Definido o tema, os bailarinos foram convidados a gravar um vídeo, cada um de sua casa. Mas traduzir o tema "saudade" em movimentos foi um processo que exigiu muita reflexão e discussão. "A saudade é um estado, não um movimento. Então, a primeira coisa que pensamos foi como deixar essa saudade se manifestar no estado corporal", lembra Cristiano Reis. A bailarina Maíra Campos completa: "Foi um superdesafio, porque parte-se de um sentimento abstrato. A gente consegue até falar sobre ele de uma forma mais superficial, mas explicar exatamente, leva um tempo de maturação - e a mesma coisa passar isso para o movimento", prossegue ela, ressalvando que o fato de a Cia de Dança Palácio das Artes já ter uma vivência extensa de transformar sentimentos e sensações em movimento e dança facilitou o processo.
E já que não haveria encontro físico possível, para dar uma unidade ao processo, algumas medidas foram pensadas. "Estipulamos, por exemplo, algumas cores que poderiam ser usadas para a gravação do vídeo e um objeto comum, que ficou sendo uma cadeira (ou algo de se sentar)", lembra Cristiano. Outra diretriz foi que a edição tentasse atingir um resultado que impactasse uma pessoa comum que visualizasse o vídeo. Ou seja, não precisaria ser necessariamente um bailarino para se conectar à mensagem.
A bailarina Maíra fala de seu próprio processo na gravação do vídeo. "Tentei pensar, sentir e entender como o meu corpo reage a essa sensação de saudade, e ao mesmo tempo raciocinar sobre como poderia de alguma forma representar essa sensação. Tirei os objetos da sala da minha casa, porque entendo que a saudade fala muito da falta, e o ambiente vazio representa isso. E aos poucos fui preenchendo esse lugar com objetos, como se fosse uma metáfora, como se de alguma forma estivesse resgatando esses itens, que poderiam ser sentimentos, sensações materializados em objetos muito banais".
Ela também fala do material resultante: 'As pessoas falaram da saudade de formas muito diferentes. Mesmo a gente sendo da mesma companhia, tendo essa unidade, percebe que cada um fala de uma forma muito própria - e muito bonita. A maioria gravou de casa ou de um lugar muito próximo a ela, e isso é muito lindo, pois convida o público a entrar na intimidade de cada um. Estão falando de um lugar que já está carregado de sensações e intimidades", compreende.
Cristiano completa: "Quando o bailarino é desafiado a dar movimento a esse estado (de saudade), cada um pode chegar a movimentos muitos próprios, específicos, mas também percebemos que houve muitos comuns. Sem eles (dançarinos) terem uma partitura igual, cada um se movendo livremente".
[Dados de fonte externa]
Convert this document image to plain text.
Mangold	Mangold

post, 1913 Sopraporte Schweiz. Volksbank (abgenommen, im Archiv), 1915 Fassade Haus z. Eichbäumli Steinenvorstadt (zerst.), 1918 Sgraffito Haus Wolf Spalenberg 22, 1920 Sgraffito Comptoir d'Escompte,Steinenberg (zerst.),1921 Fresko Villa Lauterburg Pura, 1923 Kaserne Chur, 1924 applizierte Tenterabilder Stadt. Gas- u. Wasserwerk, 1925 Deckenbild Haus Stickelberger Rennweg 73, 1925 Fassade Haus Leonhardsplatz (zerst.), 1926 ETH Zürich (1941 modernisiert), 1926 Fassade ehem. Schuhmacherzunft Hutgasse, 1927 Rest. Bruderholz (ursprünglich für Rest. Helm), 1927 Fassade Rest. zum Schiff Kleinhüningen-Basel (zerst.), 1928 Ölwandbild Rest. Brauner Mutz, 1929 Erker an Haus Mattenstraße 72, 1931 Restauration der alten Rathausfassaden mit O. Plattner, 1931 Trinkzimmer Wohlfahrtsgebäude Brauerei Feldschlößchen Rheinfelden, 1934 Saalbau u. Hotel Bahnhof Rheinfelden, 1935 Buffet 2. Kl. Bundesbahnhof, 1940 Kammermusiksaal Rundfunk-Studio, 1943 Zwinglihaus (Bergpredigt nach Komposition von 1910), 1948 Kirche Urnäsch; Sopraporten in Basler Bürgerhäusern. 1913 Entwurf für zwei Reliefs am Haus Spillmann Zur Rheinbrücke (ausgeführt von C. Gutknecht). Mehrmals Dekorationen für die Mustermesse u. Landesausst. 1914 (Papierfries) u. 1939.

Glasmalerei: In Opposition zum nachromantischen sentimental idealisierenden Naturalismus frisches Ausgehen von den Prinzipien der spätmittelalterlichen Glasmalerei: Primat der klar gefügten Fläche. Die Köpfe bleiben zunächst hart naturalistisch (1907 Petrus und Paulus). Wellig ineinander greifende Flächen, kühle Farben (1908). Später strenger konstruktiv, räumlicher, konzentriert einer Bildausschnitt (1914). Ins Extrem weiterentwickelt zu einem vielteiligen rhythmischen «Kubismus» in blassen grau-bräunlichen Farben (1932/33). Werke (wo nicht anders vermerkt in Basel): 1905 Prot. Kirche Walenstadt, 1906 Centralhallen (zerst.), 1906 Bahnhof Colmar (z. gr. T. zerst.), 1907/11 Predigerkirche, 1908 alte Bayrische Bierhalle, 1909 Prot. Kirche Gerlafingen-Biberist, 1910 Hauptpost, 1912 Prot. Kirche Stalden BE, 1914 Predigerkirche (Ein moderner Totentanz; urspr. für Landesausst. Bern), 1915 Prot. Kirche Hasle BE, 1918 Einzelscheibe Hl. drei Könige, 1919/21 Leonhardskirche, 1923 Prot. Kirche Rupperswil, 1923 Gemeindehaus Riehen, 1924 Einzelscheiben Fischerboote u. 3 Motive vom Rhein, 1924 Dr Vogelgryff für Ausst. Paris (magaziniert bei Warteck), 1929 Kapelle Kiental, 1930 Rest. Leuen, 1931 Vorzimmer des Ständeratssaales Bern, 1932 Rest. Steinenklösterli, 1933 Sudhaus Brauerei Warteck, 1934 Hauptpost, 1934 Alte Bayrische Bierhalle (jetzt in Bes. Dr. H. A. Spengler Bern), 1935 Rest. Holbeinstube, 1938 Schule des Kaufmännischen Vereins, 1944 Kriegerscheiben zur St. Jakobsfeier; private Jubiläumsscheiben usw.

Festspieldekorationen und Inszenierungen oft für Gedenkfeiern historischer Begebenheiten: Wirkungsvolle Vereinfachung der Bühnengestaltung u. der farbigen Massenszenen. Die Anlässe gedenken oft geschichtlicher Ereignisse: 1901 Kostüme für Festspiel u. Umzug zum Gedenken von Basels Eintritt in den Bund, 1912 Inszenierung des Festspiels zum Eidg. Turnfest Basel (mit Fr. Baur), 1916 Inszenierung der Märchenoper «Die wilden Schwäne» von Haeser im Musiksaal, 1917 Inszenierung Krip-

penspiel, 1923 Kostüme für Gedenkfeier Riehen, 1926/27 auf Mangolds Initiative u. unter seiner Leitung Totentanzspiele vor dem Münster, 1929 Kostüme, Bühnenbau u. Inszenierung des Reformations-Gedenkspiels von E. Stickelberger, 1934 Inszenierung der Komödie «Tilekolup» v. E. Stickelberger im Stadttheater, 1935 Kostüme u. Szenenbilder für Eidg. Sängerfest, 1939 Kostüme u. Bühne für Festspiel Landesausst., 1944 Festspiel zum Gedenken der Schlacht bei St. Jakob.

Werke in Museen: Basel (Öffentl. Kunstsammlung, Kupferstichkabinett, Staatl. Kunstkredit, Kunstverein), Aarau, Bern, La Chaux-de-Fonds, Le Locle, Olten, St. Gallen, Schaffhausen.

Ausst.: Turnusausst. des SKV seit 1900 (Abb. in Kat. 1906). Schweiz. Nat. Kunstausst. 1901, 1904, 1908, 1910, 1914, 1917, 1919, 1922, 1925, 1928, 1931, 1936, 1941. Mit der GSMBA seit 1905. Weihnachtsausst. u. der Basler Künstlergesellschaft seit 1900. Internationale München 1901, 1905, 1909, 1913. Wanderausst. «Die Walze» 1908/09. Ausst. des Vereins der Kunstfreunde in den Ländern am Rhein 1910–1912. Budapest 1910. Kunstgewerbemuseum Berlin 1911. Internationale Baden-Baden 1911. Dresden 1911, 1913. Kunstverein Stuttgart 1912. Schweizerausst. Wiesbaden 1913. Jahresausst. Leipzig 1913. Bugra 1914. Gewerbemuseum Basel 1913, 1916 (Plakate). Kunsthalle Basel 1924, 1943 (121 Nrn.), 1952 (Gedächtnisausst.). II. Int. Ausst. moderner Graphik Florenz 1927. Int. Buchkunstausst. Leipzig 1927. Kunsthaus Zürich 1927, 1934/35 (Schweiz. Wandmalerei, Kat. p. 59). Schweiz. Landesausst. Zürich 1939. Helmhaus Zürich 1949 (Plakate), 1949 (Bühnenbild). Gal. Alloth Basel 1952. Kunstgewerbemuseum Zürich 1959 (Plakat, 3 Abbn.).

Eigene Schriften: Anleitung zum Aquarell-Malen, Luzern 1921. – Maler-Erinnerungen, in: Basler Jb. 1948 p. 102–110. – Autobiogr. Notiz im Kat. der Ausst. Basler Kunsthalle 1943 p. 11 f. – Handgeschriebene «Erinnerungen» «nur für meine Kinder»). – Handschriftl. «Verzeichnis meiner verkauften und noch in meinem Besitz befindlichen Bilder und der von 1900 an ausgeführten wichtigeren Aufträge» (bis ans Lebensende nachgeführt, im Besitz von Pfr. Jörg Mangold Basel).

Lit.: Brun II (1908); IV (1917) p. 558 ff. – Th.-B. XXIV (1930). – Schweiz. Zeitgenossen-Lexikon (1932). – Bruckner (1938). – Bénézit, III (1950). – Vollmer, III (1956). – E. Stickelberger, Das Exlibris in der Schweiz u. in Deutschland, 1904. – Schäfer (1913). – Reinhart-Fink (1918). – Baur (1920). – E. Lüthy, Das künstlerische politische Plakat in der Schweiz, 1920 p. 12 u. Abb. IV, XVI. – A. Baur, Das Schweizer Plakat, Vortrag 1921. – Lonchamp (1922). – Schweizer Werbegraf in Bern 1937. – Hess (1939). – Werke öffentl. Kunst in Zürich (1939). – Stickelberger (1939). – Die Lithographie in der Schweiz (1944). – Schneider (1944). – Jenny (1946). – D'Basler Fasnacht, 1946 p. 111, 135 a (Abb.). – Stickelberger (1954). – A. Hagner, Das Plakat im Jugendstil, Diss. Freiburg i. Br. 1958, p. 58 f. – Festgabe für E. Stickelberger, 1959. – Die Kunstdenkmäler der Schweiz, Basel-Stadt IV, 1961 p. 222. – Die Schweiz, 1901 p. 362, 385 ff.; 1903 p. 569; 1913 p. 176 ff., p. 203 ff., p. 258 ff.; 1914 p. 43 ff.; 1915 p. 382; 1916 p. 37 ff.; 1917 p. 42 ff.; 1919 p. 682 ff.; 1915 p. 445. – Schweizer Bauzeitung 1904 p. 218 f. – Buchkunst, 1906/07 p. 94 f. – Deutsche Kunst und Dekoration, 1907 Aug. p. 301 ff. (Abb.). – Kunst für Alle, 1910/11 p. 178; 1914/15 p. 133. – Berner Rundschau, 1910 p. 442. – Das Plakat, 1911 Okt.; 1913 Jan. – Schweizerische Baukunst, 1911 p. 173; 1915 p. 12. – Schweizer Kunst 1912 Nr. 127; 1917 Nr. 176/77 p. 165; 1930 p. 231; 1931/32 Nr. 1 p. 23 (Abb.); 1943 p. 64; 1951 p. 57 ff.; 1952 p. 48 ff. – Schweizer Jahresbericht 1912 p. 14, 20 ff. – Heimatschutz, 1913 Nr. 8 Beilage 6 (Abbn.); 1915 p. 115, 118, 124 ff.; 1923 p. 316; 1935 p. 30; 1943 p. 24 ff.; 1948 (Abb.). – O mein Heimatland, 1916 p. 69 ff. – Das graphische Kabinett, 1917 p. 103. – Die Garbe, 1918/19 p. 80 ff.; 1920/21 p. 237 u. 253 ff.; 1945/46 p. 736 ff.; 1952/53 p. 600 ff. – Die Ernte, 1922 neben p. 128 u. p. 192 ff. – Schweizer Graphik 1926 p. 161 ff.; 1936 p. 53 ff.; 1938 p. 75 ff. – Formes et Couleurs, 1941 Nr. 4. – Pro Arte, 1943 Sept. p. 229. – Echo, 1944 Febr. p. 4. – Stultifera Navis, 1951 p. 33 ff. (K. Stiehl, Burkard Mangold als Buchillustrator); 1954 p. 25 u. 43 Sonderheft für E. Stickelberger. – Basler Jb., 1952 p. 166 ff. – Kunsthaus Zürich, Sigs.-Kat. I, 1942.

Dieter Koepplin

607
No processo de edição, foi importante entender onde estavam as conexões e semelhanças, e também as diferenças, e saber jogar com isso, criando pequenas narrativas. A trilha também teve um papel importante nesta história, e a incumbência foi dada a Dan Maia. "Mas a gente teve ainda a ideia de que os bailarinos fizessem uma pergunta a seus amigos e parentes, para ser respondida por áudio de whatsapp. A pergunta era: 'Do que ou de quem essas pessoas estavam com saudades'. E esses áudios também entraram na trilha. Assim, tem vozes de mãe, sobrinhos, parentes e amigos de cada bailarino", diz Cristiano.
Ele confessa não saber qual será o tema que vai encerrar com chave de ouro a trilogia. "Vamos começar a discutir na semana que vem. Mas quem sabe não vamos falar de sair do ninho e voltar ao mundo. Será? Como a ideia é falar do momento, vamos ter que ir a cada dia decidindo, mas espero que seja de fato algo relativo a um retorno ao mundo, às atividades normais. Não sei, o futuro ao universo pertence", conclui Reis.
Em tempo: a "Trilogia dos Afetos" integra o projeto Palácio em sua Companhia, da Fundação Clóvis Salgado.